Saturation detected at sensor count of 100

Visualize Results

Compare the true and reconstructed fields of the test aircraft at the saturation point. Visualize the sensor layout, where yellow regions indicate sensor locations.

figure(Name="Reconstructed Field & Sensor Layout");
tiledlayout(1,3)

nexttile
imagesc(reshape(testData,numRows,numCols));
axis image off; 
colorbar;
title("Test aircraft field");

nexttile
imagesc(reshape(recons{saturationIdx},numRows,numCols));
axis image off;
colorbar;
title(sprintf("Reconstructed aircraft field\n with %d sensors",saturationSensorCount));

nexttile
mask = zeros(numRows*numCols,1);
mask(sensors{saturationIdx})=1;
imagesc(reshape(mask,numRows,numCols)); 
axis image off;
title(sprintf("Sensor placement\n for %d sensors",saturationSensorCount));

Figure Reconstructed Field & Sensor Layout contains 3 axes objects. Hidden axes object 1 with title Test aircraft field contains an object of type image. Hidden axes object 2 with title Reconstructed aircraft field with 100 sensors contains an object of type image. Hidden axes object 3 with title Sensor placement for 100 sensors contains an object of type image.

Plot NMSE versus sensor count and highlight the saturation point.

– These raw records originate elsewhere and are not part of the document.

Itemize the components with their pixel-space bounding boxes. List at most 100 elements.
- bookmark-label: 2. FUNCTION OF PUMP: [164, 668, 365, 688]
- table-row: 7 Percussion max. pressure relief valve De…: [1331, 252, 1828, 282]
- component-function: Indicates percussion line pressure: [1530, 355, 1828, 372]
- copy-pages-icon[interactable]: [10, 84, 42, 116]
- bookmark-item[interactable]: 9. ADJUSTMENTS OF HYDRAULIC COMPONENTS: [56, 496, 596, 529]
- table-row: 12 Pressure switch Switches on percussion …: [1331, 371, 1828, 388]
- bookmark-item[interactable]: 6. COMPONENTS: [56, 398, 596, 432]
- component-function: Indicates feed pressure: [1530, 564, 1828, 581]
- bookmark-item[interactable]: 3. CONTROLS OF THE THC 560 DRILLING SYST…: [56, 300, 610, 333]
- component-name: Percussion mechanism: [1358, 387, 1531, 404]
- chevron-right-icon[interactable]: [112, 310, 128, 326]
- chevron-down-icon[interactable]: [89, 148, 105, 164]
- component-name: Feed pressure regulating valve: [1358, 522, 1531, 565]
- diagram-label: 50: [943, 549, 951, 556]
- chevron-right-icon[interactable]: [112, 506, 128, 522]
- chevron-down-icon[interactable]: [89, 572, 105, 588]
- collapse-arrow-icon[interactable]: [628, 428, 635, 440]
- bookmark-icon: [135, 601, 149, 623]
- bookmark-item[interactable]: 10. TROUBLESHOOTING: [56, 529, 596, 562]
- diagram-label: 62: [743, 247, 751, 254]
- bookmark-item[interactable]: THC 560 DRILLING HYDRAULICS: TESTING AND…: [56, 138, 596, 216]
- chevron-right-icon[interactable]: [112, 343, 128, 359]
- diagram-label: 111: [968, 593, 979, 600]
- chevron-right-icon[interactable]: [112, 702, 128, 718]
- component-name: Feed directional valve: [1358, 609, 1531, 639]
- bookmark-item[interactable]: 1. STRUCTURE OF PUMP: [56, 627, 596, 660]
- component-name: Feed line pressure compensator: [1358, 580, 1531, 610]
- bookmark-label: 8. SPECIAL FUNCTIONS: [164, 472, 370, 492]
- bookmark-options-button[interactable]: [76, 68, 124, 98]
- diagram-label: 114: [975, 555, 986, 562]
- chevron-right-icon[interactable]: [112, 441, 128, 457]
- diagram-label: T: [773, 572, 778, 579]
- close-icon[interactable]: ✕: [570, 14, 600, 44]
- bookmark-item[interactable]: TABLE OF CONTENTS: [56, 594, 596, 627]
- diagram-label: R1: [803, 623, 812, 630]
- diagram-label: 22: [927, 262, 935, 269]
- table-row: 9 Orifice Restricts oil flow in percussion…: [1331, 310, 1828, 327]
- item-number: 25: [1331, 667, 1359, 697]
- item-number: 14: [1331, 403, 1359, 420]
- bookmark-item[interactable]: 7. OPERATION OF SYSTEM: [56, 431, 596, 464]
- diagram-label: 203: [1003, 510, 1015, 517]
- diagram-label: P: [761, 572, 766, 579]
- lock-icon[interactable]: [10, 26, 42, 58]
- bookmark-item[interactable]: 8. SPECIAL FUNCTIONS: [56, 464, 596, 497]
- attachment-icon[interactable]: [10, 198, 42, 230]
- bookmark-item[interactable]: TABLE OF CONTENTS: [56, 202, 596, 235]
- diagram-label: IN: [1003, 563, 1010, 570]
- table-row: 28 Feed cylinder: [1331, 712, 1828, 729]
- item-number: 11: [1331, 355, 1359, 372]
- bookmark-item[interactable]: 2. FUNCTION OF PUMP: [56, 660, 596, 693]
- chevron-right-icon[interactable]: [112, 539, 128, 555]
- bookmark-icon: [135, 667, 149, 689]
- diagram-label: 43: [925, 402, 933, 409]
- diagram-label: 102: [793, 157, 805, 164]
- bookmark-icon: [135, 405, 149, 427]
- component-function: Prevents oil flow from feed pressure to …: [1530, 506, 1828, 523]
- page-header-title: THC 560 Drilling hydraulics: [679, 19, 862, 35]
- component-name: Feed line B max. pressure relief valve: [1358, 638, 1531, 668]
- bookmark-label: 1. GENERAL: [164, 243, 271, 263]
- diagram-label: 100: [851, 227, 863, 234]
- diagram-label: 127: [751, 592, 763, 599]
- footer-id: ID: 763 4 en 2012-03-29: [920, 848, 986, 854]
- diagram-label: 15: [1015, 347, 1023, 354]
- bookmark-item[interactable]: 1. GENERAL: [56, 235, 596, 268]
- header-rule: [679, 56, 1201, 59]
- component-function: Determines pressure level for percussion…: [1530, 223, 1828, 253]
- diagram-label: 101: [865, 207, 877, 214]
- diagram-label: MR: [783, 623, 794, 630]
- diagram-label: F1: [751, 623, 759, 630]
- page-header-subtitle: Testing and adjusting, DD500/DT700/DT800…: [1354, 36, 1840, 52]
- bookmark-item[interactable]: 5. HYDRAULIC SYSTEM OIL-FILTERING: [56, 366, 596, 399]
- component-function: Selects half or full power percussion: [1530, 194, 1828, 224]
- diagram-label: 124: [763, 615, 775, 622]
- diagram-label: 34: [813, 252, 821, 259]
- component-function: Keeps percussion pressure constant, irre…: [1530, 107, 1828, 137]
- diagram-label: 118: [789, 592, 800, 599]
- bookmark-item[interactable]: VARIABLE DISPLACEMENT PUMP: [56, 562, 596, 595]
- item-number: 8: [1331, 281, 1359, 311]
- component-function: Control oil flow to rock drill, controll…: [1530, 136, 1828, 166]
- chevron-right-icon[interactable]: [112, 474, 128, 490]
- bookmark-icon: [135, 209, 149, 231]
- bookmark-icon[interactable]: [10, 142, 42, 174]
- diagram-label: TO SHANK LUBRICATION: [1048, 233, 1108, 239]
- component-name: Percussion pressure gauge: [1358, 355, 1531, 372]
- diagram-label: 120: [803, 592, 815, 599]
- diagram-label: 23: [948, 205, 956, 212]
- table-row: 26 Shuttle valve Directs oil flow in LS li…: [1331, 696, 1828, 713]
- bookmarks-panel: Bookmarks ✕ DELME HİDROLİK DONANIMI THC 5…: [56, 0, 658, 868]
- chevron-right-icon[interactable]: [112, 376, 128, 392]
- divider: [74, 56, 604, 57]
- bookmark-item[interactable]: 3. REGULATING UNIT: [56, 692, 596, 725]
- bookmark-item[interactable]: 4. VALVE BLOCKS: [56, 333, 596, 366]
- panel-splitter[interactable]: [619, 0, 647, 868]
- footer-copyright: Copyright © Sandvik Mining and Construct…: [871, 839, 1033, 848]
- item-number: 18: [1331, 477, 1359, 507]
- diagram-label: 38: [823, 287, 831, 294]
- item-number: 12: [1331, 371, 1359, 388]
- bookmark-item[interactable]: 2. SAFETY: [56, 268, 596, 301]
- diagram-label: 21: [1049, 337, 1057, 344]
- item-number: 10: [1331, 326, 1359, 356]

figure(Name="NMSE Saturation");
plot(sensorCounts,nmse*100,"-s");
hold on;
satX = sensorCounts(saturationIdx); satY = (nmse(saturationIdx))*100;
xline(satX,"r--");
plot(satX, satY, "r*");
hold off;
xlabel("Number of Sensors Used"); 
ylabel("NMSE (%)");
grid on;
title("Predictive Shimming - Saturation Highlight");

Figure NMSE Saturation contains an axes object. The axes object with title Predictive Shimming - Saturation Highlight, xlabel Number of Sensors Used, ylabel NMSE (%) contains 3 objects of type line, constantline. One or more of the lines displays its values using only markers

Improve Results

In this example, the NMSE at saturation is about 27%, which indicates that the prediction is not highly accurate. Improve accuracy by using more training data, reducing measurement noise, or increasing the PCA variance threshold to capture more spatial variability. Choosing a better method to select sensor locations can also help.

Try increasing the PCA variance threshold to 98% in the Compute PCA Basis section of this example. Then run the example to observe the impact on accuracy and saturation. When you increase the threshold from 95% to 98%, the PCA basis rank increases from 7 to 8, and the NMSE at saturation drops significantly from 27% to about 0.33%. Saturation now occurs at a sensor count of 140 instead of 100. This observation demonstrates the trade-off between accuracy, hardware complexity, and computation time.